If you are the type of person who just likes to "water and watch" then soil will be a better method(even though organics can get quite involved as well if you are interested).


----------



## zem (Feb 22, 2017)

Amon1011 said:


> So after careful consideration I have come to the conclusion that the extra investment is necessary and worth it:48:. I am getting a 2x3 tent and 90 watt LED light. My original grow was 10 years ago and I used Fluorescent to HPS. For some reason the LED lights seem intriguing.Now only have to decide on soil or hydro? In a 2x3 tent I figure you can have either 2 or 3 medium plants.


 In your case, i would get the best soil with perlite and handwater. hydro requires equipment that you can't go without, like ec ph meters pumps timers, as well as knowledge and research. for a small grow, it would be way easier to just change soil and water. I am hydro myself all the way, but i have a different bigger setup that makes it worth it


----------



## Dan789 (Feb 23, 2017)

Amon1011 said:


> So after careful consideration I have come to the conclusion that the extra investment is necessary and worth it:48:. I am getting a 2x3 tent and 90 watt LED light. My original grow was 10 years ago and I used Fluorescent to HPS. For some reason the LED lights seem intriguing.Now only have to decide on soil or hydro? In a 2x3 tent I figure you can have either 2 or 3 medium plants.



Amon1011, lots of info in the group, lots of different lights take a look.  Good luck.


----------



## The Hemp Goddess (Feb 23, 2017)

I don't think that a 90W LED is going to be nearly enough for a 2 x 3 tent.   Just to give you an idea, I am running a 768W (360 draw) in a closet that is 24" x 40", just a bit larger than your 2 x 3 and it is not too much light by an means.

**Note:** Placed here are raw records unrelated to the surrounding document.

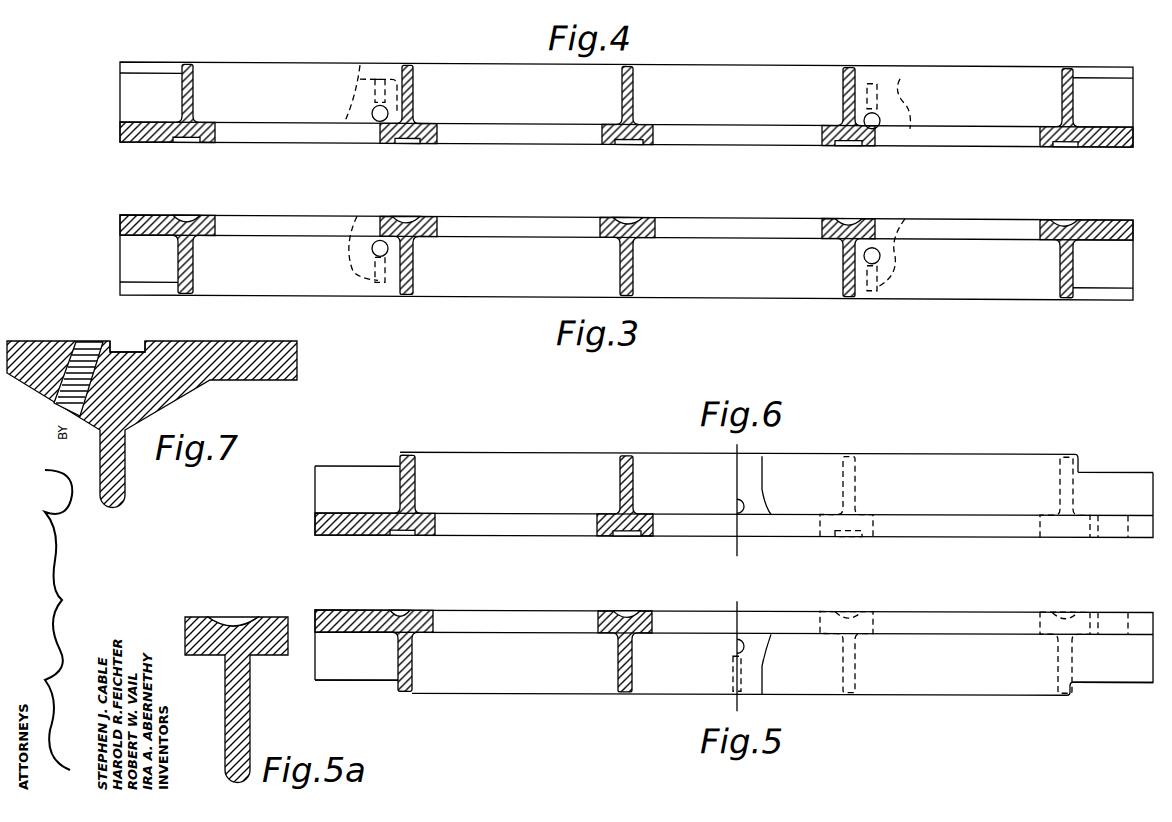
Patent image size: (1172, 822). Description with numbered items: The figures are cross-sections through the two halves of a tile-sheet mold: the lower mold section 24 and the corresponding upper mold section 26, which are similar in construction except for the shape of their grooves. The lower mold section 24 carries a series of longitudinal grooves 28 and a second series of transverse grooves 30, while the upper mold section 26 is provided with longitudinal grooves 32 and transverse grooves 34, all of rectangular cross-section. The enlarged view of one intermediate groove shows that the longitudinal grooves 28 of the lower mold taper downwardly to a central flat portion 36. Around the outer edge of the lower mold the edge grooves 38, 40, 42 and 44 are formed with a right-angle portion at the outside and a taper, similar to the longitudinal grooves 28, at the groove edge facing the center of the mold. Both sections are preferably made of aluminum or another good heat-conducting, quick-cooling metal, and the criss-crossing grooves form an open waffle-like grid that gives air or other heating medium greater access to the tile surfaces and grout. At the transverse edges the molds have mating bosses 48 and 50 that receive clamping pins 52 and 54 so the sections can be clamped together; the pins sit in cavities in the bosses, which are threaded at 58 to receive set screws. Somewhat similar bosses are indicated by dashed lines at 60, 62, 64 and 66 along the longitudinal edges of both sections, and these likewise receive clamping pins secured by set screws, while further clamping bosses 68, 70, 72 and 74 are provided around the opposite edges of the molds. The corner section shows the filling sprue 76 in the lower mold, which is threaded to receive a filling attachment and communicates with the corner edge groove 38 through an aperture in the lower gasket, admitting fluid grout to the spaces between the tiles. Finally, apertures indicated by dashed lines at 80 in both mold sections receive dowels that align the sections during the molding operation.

In FIG. 3, the lower mold section 24 is at (968, 298).
In FIG. 7, the lower mold section 24 is at (252, 380).
In FIG. 5, the lower mold section 24 is at (525, 695).
In FIG. 4, the upper mold section 26 is at (277, 68).
In FIG. 6, the upper mold section 26 is at (520, 456).
In FIG. 5A, the longitudinal grooves 28 is at (245, 625).
In FIG. 5, the longitudinal grooves 28 is at (625, 612).
In FIG. 3, the transverse grooves 30 is at (637, 220).
In FIG. 6, the longitudinal grooves 32 is at (628, 537).
In FIG. 4, the transverse grooves 34 is at (408, 141).
In FIG. 5A, the central flat portion 36 is at (232, 625).
In FIG. 3, the edge groove 38 is at (185, 215).
In FIG. 7, the edge groove 38 is at (128, 343).
In FIG. 3, the edge groove 40 is at (1068, 222).
In FIG. 5, the edge groove 42 is at (403, 612).
In FIG. 5, the edge groove 44 is at (1065, 614).
In FIG. 4, the mating boss 48 is at (1092, 90).
In FIG. 6, the mating boss 48 is at (765, 488).
In FIG. 3, the mating boss 50 is at (1105, 253).
In FIG. 5, the mating boss 50 is at (768, 650).
In FIG. 6, the clamping pin 52 is at (748, 506).
In FIG. 5, the clamping pin 54 is at (745, 638).
In FIG. 6, the threaded portion 58 is at (735, 471).
In FIG. 5, the threaded portion 58 is at (735, 672).
In FIG. 4, the boss 60 is at (357, 63).
In FIG. 4, the boss 62 is at (905, 72).
In FIG. 6, the boss 62 is at (1100, 478).
In FIG. 3, the boss 64 is at (356, 215).
In FIG. 3, the boss 66 is at (905, 215).
In FIG. 5, the boss 66 is at (1100, 670).
In FIG. 4, the clamping boss 68 is at (128, 92).
In FIG. 3, the clamping boss 70 is at (125, 253).
In FIG. 6, the clamping boss 72 is at (345, 475).
In FIG. 5, the clamping boss 74 is at (365, 665).
In FIG. 7, the filling sprue 76 is at (73, 355).
In FIG. 6, the apertures 80 is at (348, 538).
In FIG. 5, the apertures 80 is at (352, 612).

Beware the hype--there are still a lot of LED msnufacturers and retailers that are overhyping (basically lying) about what their lights will cover.


----------



## zem (Feb 23, 2017)

The Hemp Goddess said:


> I don't think that a 90W LED is going to be nearly enough for a 2 x 3 tent.   Just to give you an idea, I am running a 768W (360 draw) in a closet that is 24" x 40", just a bit larger than your 2 x 3 and it is not too much light by an means.
> 
> Beware the hype--there are still a lot of LED msnufacturers and retailers that are overhyping (basically lying) about what their lights will cover.

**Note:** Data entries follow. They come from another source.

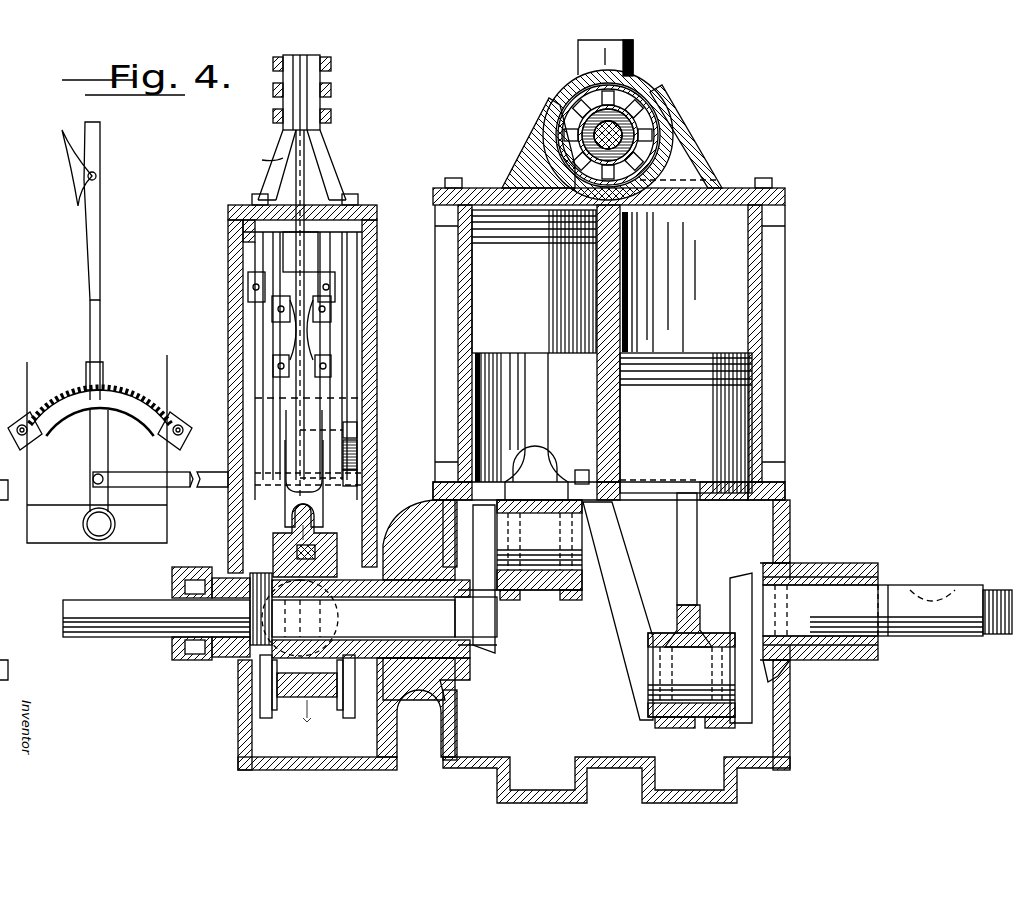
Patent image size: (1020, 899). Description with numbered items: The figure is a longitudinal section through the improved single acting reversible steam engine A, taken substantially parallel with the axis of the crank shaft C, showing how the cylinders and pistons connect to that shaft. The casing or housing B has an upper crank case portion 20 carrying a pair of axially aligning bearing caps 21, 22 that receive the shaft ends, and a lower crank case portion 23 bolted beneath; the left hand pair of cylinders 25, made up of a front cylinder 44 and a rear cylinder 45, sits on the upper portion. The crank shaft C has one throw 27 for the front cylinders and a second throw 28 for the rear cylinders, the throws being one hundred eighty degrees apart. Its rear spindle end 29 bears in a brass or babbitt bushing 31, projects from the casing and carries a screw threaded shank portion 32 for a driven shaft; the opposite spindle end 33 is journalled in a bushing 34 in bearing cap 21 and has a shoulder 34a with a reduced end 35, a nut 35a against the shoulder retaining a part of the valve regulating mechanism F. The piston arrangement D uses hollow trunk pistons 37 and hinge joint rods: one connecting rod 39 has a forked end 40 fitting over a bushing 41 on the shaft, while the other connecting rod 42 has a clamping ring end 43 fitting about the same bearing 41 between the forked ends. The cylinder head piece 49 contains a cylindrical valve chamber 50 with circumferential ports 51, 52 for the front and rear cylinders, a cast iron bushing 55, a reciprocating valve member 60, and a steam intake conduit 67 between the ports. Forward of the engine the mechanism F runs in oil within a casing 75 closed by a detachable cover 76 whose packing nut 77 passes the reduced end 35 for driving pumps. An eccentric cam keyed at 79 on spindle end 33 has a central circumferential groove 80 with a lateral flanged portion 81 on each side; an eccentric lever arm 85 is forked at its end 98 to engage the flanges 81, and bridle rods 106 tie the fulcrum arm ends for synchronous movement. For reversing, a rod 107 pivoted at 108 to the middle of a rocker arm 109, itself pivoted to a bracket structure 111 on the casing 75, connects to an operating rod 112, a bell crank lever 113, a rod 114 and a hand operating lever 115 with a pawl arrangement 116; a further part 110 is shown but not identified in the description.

The single acting reversible steam engine A is at (760, 236).
The casing or housing B is at (455, 765).
The crank shaft C is at (630, 640).
The piston arrangement D is at (760, 440).
The valve regulating mechanism F is at (240, 325).
The upper crank case portion 20 is at (790, 520).
The bearing cap 21 is at (465, 665).
The bearing cap 22 is at (820, 565).
The lower crank case portion 23 is at (790, 740).
The left hand pair of cylinders 25 is at (778, 317).
The throw 27 is at (535, 575).
The second throw 28 is at (682, 640).
The spindle end 29 is at (870, 598).
The bushing 31 is at (880, 660).
The screw threaded shank portion 32 is at (990, 595).
The spindle end 33 is at (405, 600).
The bushing 34 is at (478, 655).
The shoulder 34a is at (252, 585).
The reduced end 35 is at (132, 610).
The nut 35a is at (250, 660).
The piston 37 is at (760, 395).
The connecting rod 39 is at (480, 445).
The forked end 40 is at (578, 485).
The bushing 41 is at (650, 735).
The connecting rod 42 is at (693, 560).
The clamping ring end 43 is at (690, 728).
The front cylinder 44 is at (500, 370).
The rear cylinder 45 is at (757, 265).
The cylinder head piece 49 is at (715, 172).
The valve chamber 50 is at (660, 112).
The circumferential port 51 is at (540, 150).
The circumferential port 52 is at (700, 150).
The cast iron bushing 55 is at (690, 118).
The valve member 60 is at (570, 137).
The steam intake conduit 67 is at (590, 58).
The casing 75 is at (282, 775).
The detachable cover 76 is at (232, 503).
The packing nut 77 is at (180, 582).
The key 79 is at (312, 562).
The central circumferential groove 80 is at (300, 715).
The lateral flanged portion 81 is at (335, 715).
The eccentric lever arm 85 is at (320, 725).
The forked end 98 is at (282, 513).
The bridle rod 106 is at (397, 712).
The rod 107 is at (300, 165).
The pivot connection 108 is at (330, 98).
The rocker arm 109 is at (300, 60).
The lock nut 110 is at (330, 120).
The bracket structure 111 is at (259, 159).
The operating rod 112 is at (226, 395).
The bell crank lever 113 is at (368, 410).
The rod 114 is at (185, 480).
The hand operating lever 115 is at (95, 238).
The pawl arrangement 116 is at (105, 385).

THG this sounds like a draw that is from hps, i thought LED can give like double the efficiency?


----------



## Ketel (Mar 11, 2017)

I have a 4'x2' space with 4 autoflowers. I could have added 2 more plants easy. I have a LED 380 watts from wall, and I just switched lights from 20/4 to 24 on. I'm starting my 6th week and this set up is working well for me.  I am using quality soil and FoxxFarms nutes.
Best of luck and let us know when you post your grow !!


----------



## The Hemp Goddess (Mar 11, 2017)

zem said:


> THG this sounds like a draw that is from hps, i thought LED can give like double the efficiency?

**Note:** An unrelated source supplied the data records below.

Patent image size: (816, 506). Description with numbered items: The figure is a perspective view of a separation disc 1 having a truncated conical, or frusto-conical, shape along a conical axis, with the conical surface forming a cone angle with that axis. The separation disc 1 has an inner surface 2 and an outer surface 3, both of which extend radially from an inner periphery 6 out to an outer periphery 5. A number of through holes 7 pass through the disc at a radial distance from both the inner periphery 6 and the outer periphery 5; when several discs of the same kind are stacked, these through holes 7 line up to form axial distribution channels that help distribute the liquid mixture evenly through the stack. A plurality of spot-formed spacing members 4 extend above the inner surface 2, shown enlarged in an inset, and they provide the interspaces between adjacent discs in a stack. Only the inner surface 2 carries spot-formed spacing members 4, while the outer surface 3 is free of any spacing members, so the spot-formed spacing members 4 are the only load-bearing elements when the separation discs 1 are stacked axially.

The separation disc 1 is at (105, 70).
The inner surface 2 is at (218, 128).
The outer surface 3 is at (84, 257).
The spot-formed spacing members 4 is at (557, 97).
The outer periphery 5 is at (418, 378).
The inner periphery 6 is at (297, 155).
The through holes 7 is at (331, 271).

This is an Apollo Purple Sun,  The draw was checked with a meter.  Many LEDs run at about 1/2 of stated wattage.


----------



## yarddog (Mar 12, 2017)

Seems like you have been given some good advice, all I can really add is this.   You get out of a grow what you put into a grow.   
That does not necessarily mean a certain amount of money but doing your homework and making smart, informed decisions on buying your supplies and equipment.  your yield will not be based solely on the amount of money you spend, but on how well your equipment works together.  You must have adequate light, ventilation for heat control as well as plant needs. 
I see you mentioned buying a tent. Good idea, a proper space to grow is priority one.  
With anything you do, if it's worth doing it's worth doing right.  Take the time and get what you need to start a grow with the right stuff and you will be rewarded for it.  No sense in putting time effort and money into a Jerry-rigged grow only to be unsatisfied with the outcome.


----------



## Kraven (Mar 12, 2017)

I simply could not have said it better YD...you hit the nail squarely on the head brother


----------